Dwight D. Eisenhower, or “Ike,” as he was affectionately called, emerged from World War II as the military leader with the greatest political appeal, partly because his public image of fatherly warmth set him apart from other successful generals like the arrogant Douglas MacArthur. Eisenhower’s party affiliation was unknown. In 1948, he voted for Truman, and he accepted Truman’s invitation to return to Europe as Supreme Commander of NATO forces. Both parties wanted him as their candidate in 1952. But Eisenhower became convinced that Senator Robert A. Taft of Ohio, a leading contender for the Republican nomination, would lead the United States back toward isolationism. Eisenhower entered the contest and won the Republican nomination.
As his running mate, Eisenhower chose Richard Nixon of California, a World War II veteran who had made a name for himself by vigorous anticommunism. In his first campaign for Congress, in 1946, Nixon attacked his opponent as an advocate of “state socialism.” He gained greater fame by his pursuit of Alger Hiss while a member of the House Un-American Activities Committee. Nixon won election to the U.S. Senate in 1950 in a campaign in which he suggested that the Democratic candidate, Congresswoman Helen Gahagan Douglas, had communist sympathies.
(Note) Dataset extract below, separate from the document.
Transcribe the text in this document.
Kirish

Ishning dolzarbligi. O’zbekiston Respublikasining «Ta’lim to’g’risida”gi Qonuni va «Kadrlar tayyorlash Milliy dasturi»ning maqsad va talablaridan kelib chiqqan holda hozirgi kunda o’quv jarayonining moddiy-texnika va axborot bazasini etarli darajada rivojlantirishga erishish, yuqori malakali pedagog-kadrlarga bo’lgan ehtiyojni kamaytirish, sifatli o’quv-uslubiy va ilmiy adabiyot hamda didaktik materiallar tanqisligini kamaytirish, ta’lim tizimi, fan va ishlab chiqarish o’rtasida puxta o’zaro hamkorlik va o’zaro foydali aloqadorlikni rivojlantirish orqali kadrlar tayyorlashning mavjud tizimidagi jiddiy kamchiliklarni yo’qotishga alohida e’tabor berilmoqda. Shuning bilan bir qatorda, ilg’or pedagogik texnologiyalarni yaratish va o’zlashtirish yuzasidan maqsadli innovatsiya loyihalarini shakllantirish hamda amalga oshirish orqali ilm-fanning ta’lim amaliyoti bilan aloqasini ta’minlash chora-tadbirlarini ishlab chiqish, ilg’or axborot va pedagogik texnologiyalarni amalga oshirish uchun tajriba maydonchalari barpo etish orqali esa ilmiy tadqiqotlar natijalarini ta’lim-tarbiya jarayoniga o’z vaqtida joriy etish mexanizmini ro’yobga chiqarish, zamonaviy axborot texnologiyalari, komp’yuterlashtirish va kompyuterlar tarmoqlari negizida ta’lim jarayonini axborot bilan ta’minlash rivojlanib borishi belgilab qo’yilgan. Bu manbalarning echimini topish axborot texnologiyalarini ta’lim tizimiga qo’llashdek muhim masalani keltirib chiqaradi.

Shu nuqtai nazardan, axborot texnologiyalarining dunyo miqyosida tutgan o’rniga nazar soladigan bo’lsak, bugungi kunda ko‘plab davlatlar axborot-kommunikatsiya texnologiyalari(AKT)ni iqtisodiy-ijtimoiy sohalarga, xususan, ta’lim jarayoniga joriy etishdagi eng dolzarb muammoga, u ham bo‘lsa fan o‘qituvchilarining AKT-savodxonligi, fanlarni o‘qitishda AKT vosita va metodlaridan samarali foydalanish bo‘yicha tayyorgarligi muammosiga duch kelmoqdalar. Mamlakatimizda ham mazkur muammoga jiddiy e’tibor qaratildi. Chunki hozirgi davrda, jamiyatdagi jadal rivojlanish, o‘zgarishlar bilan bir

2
These tactics gave Nixon a lifelong reputation for opportunism and dishonesty. But Nixon was also a shrewd politician, who pioneered efforts to transform the Republican Party’s image from defender of business to champion of the “forgotten man”—the hardworking citizen burdened by heavy taxation and unresponsive government bureaucracies. “Freedom for the individual, for private enterprise,” he insisted, had made America great. In using populist language to promote free market economics, Nixon helped to lay the foundation for the triumph of conservatism a generation later.